Jeśli to mężczyzna, to osoby długonogie mogą to wytrzymać i rozjaśnić „ostatnie” chwile. Ale także ci, którzy nie rozumieją takiej gry i traktują wszystko poważnie. Trudno przestać się zastanawiać nad ludzką naturą.

Symulatory to inna historia. Z reguły są to kobiety, bo nie na próżno umierają tak naprawdę trzy razy mniej niż mężczyźni i podejmują prawie dziesięciokrotnie więcej prób. Znowu chcą zwrócić uwagę ukochanej osoby lub rodzica. Dla nich to romans.

We współczesnym społeczeństwie konsumenckim niektóre kobiety w przededniu wyprzedaży przyjęły za modę regularne przedstawianie ofiary cierpienia emocjonalnego, aby uspokoić sponsora. Szczególnie takie incydenty zdarzają się częściej przy próbie zdobycia nowego futra lub samochodu. Jednak często nie znają środków w grze i naprawdę się zabijają.

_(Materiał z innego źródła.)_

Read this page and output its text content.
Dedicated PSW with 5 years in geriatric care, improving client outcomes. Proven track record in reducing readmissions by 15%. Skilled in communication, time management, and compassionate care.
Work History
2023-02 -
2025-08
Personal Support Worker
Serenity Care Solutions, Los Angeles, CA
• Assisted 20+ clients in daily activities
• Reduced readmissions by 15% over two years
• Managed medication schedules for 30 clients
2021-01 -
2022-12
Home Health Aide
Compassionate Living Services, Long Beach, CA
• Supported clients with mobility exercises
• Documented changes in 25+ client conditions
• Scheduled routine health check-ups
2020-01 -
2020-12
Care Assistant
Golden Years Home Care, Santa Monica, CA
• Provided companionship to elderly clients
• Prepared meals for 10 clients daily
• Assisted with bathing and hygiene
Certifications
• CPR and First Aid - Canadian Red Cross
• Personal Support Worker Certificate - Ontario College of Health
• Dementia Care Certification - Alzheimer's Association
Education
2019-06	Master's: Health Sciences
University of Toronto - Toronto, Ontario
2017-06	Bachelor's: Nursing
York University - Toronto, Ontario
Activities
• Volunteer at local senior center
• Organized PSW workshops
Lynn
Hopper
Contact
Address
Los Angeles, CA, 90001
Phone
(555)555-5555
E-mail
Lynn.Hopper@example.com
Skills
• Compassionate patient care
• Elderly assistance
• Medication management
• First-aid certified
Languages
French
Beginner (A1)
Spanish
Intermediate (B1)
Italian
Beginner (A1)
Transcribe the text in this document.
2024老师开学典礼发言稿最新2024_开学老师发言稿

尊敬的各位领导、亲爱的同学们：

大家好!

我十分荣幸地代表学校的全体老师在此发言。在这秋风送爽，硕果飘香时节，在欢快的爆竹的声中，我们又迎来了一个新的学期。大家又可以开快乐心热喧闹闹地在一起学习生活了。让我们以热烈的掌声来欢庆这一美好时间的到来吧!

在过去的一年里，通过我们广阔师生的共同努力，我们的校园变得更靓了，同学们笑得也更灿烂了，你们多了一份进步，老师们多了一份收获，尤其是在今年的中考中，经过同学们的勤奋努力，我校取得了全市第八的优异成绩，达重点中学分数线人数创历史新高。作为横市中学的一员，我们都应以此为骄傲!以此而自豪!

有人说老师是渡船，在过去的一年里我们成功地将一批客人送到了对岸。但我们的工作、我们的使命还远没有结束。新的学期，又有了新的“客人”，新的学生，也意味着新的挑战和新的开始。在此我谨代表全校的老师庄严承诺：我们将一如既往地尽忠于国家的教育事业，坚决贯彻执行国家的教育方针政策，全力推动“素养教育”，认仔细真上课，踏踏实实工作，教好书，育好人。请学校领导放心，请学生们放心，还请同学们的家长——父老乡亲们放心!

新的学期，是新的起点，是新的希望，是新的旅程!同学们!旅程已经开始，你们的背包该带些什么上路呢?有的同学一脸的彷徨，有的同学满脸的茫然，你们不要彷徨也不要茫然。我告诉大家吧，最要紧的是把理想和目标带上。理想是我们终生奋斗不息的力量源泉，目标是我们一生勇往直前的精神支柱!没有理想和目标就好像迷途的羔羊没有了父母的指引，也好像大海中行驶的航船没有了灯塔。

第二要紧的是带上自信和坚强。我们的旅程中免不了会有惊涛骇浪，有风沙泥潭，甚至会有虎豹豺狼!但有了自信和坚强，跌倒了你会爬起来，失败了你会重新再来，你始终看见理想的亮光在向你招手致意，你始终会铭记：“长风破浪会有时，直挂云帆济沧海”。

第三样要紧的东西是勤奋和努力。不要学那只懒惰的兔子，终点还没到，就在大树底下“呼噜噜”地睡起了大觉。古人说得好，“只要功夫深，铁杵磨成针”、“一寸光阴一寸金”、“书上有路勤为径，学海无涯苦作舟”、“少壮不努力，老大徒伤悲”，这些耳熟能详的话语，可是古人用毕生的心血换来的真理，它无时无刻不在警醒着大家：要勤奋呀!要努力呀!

Nie dość, że nie rozumieją tego, co robią, nie myślą też o tym, że w momencie popełnienia samobójstwa mogą zabrać ze sobą życie kogoś innego. Sytuacje są tak zaskakujące, że trudno w nie uwierzyć bez konkretnych dowodów.

Na przykład w Moskwie w 2005 roku jedna dziewczyna w towarzystwie swojego chłopaka wyszła z domu przy ulicy Khalturinskaya. Gdy tylko młodzi ludzie wyszli z wejścia, na dziewczynę z dwunastopiętrowego budynku upadł samobójca. Cudem przeżyła, straciła kilka zębów, złamała żebra i doznała wstrząsu mózgu.

Nie sposób policzyć takich przypadków. Kilka lat temu w RPA pewien mężczyzna rzucił się pod autobus, którym podróżowali brytyjscy turyści. Próbując zrobić unik, kierowca stracił kontrolę, autobus przewrócił się, w wyniku czego zginęło 8 osób.

W Austrii, w pobliżu Jeziora Bodeńskiego, pociąg zmiażdżył samobójstwo. Kiedy on, a raczej to, co z niego zostało, został zeskrobany z szyn przez dwóch policjantów i pogrzebowego, zostali również potrąceni na śmierć przez pociąg. Prawdopodobnie wszystko jest winne szybkości i bezszelestności europejskich pocisków na szynach.

A w Tadżykistanie kobieta postanowiła utopić się w słynnej granicznej rzece Pyanj. Dwóch odważnych Tadżyków ruszyło jej z pomocą, ale to jej nie uratowało. Co więcej, sami utonęli.

Jeśli nie cenisz swojego życia, to przynajmniej cenisz czyjeś życie.